Billi struggles to reconcile her family’s dishonesty with a personal sense of guilt. This conflict generates the film’s narrative tension, and boils down to differing views of morality. There’s a dichotomy between Western individualism and Eastern collectivism, a dilemma of Kantian versus consequentialist ethics.
But it also depends on the aforementioned hypothetical – a subjective judgement about whether knowing you have terminal cancer would be better or worse, and by what measures.

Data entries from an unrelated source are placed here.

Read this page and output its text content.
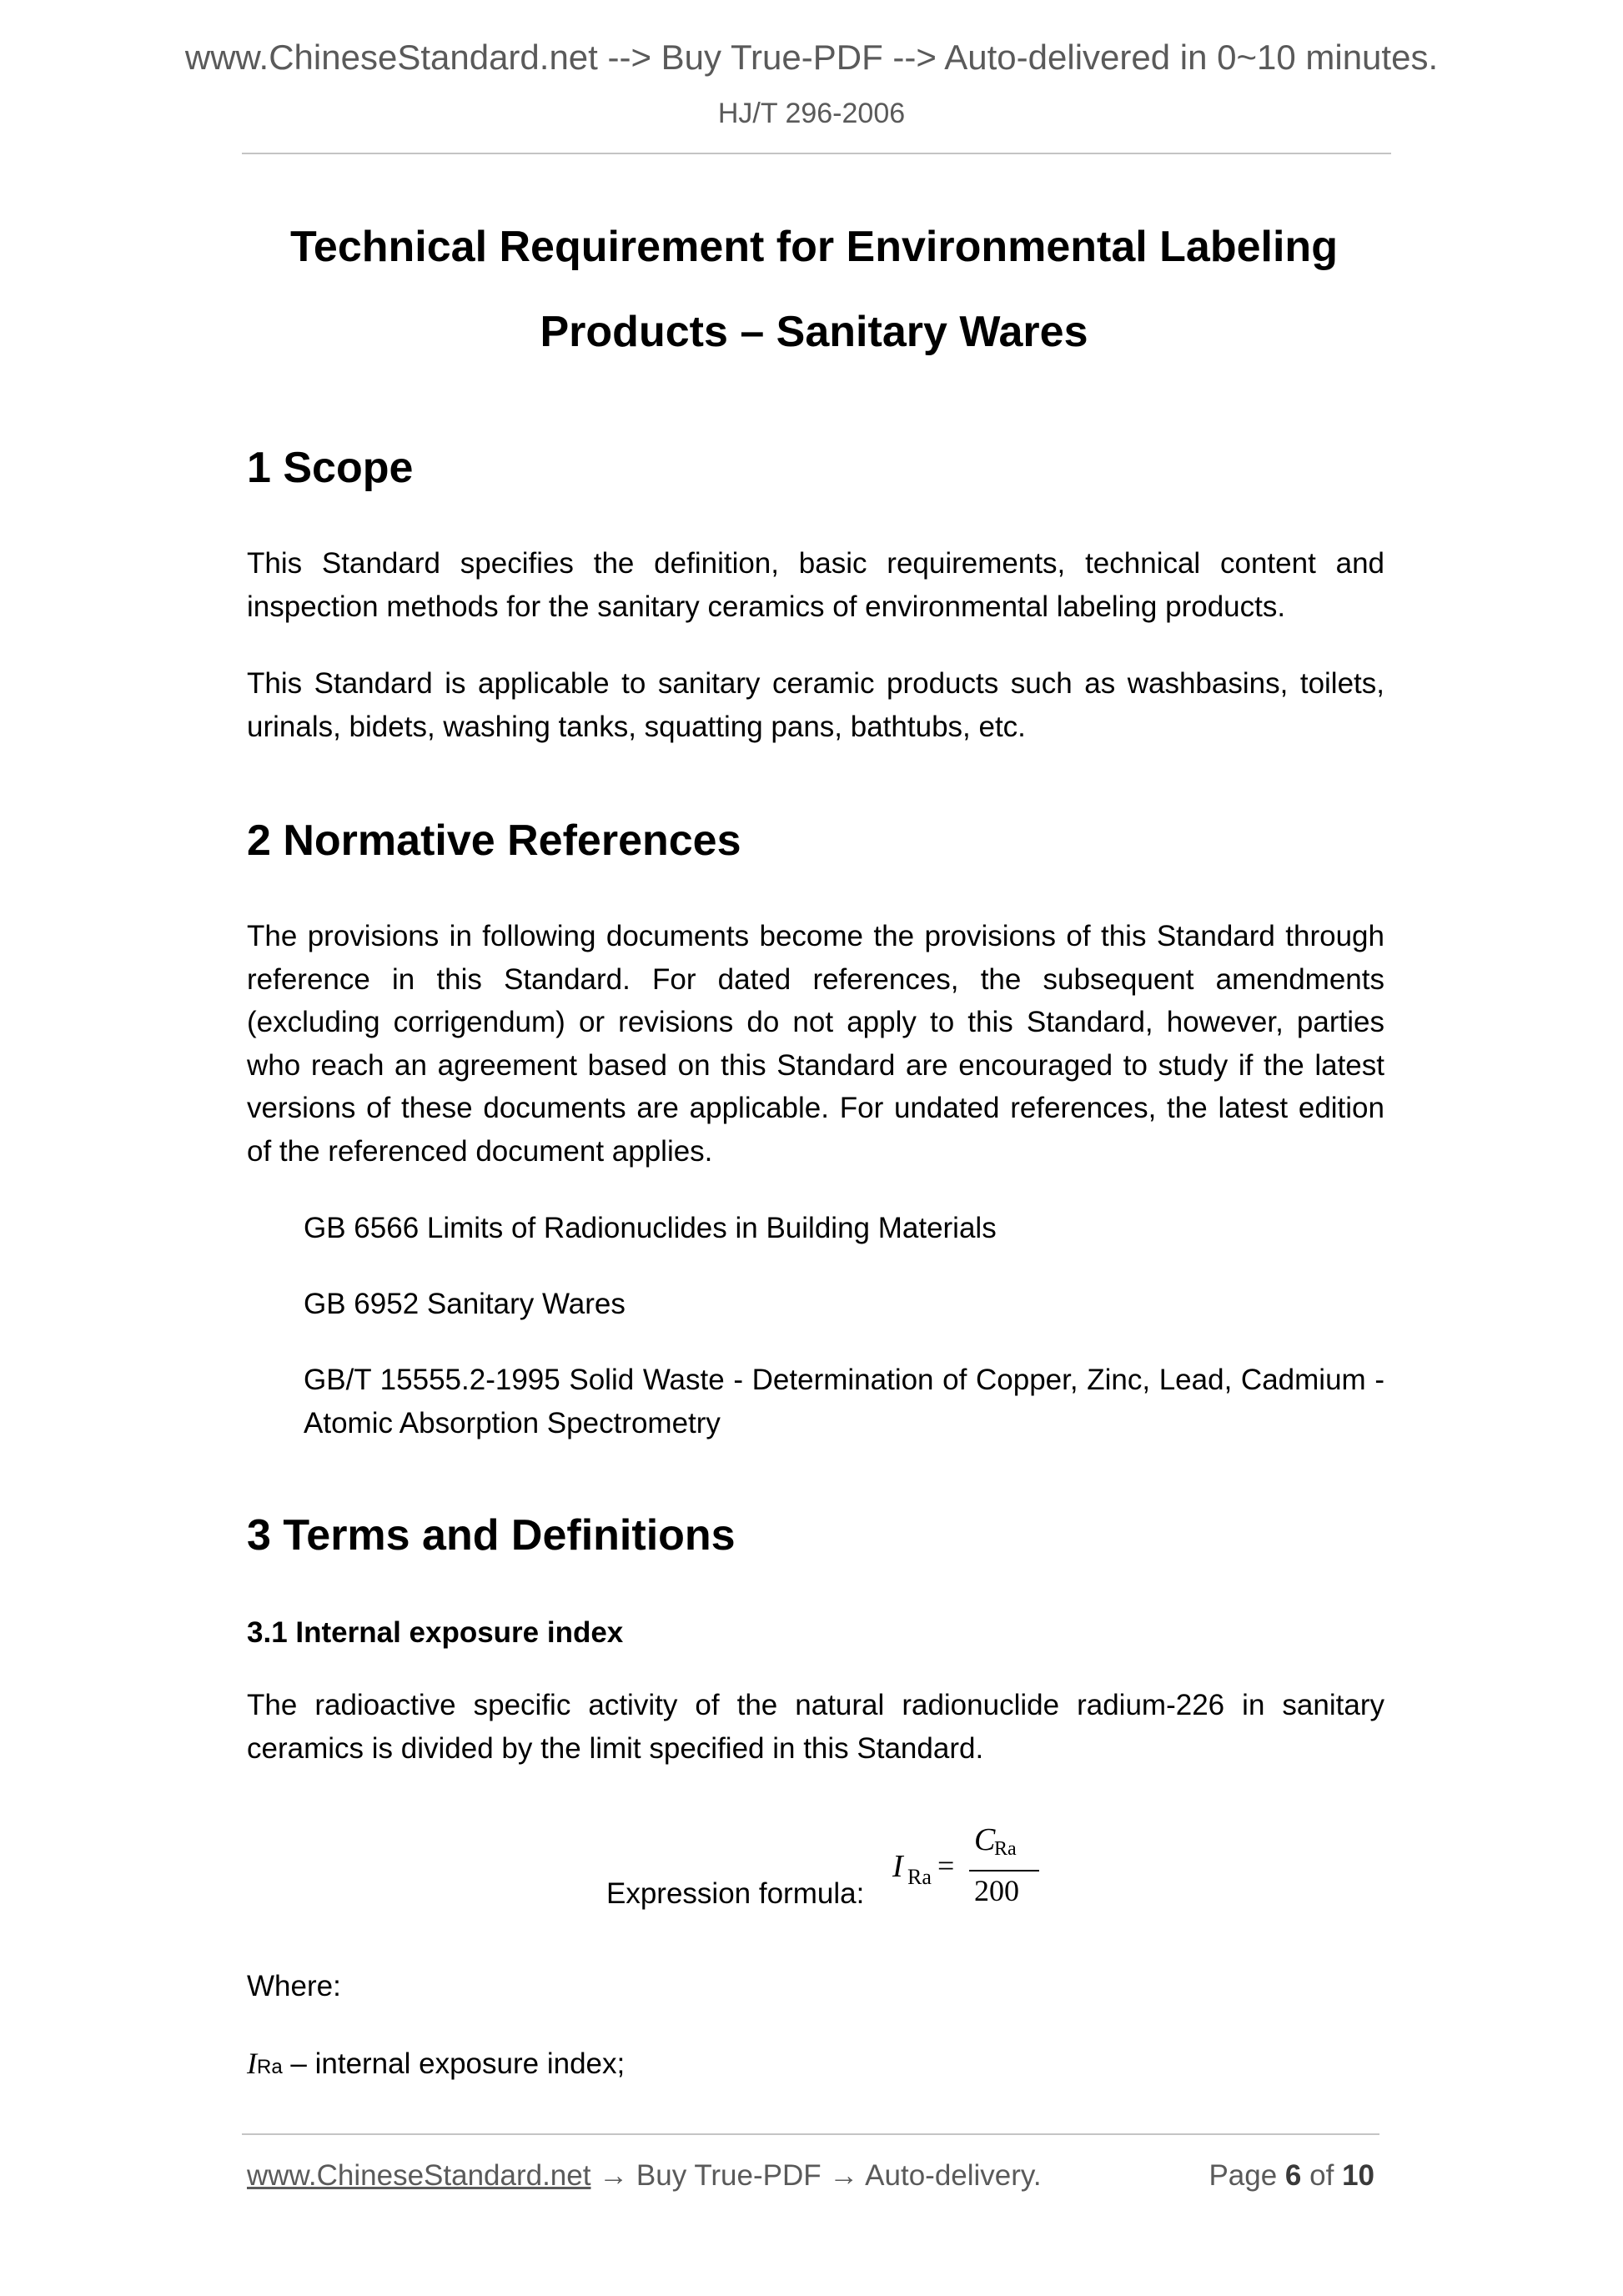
www.ChineseStandard.net --> Buy True-PDF --> Auto-delivered in 0~10 minutes.
HJ/T 296-2006
Technical Requirement for Environmental Labeling
Products – Sanitary Wares
1 Scope

This Standard specifies the definition, basic requirements, technical content and inspection methods for the sanitary ceramics of environmental labeling products.

This Standard is applicable to sanitary ceramic products such as washbasins, toilets, urinals, bidets, washing tanks, squatting pans, bathtubs, etc.

2 Normative References

The provisions in following documents become the provisions of this Standard through reference in this Standard. For dated references, the subsequent amendments (excluding corrigendum) or revisions do not apply to this Standard, however, parties who reach an agreement based on this Standard are encouraged to study if the latest versions of these documents are applicable. For undated references, the latest edition of the referenced document applies.

GB 6566 Limits of Radionuclides in Building Materials

GB 6952 Sanitary Wares

GB/T 15555.2-1995 Solid Waste - Determination of Copper, Zinc, Lead, Cadmium - Atomic Absorption Spectrometry

3 Terms and Definitions
3.1 Internal exposure index

The radioactive specific activity of the natural radionuclide radium-226 in sanitary ceramics is divided by the limit specified in this Standard.

Expression formula:
I Ra =
C
Ra
200
Where:
IRa – internal exposure index;
www.ChineseStandard.net → Buy True-PDF → Auto-delivery.	Page 6 of 10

Some cultures similarly view disclosure as being worse. Doctors often withhold diagnoses in Singapore, Japan and Lebanon, for example. Interestingly, a US study of attitudes to cancer disclosure in elderly people found that Korean-American and Mexican-American respondents were more likely to view truth-telling as cruel and even harmful. European-American and African-American respondents were more likely, on the other hand, to view it as empowering – knowledge that gives individuals the agency to make informed decisions.
Quality of life
Then there is the question of whether awareness of a cancer diagnosis might worsen life expectancy or likelihood of survival. On this point, the research is conflicting. Studies suggest that the fact of knowing about a terminal diagnosis doesn’t seem to shorten a person’s lifespan, and that being told directly causes less emotional distress than if a person guesses it from their own deteriorating condition. But an Iranian study of people with gastrointestinal cancer found that ignorance about the diagnosis was associated with a better physical, social and emotional quality of life.
Regardless of the science, while watching the film it was hard to shake an uneasy sense of complicity in my aunt’s situation, and the feeling that someone should have told her that she had lung cancer. Billi expresses this idea to a female relative at one point in The Farewell.
“Tell her? Why would we do that?” is the reply. In case Nai Nai has things she wants to do, says Billi, or to give her the chance to say goodbye.
The Farewell, like the decision the family ultimately makes, is complex and nuanced. There is no easy way to say goodbye, no absolute prescription on how best to live and let live, or die.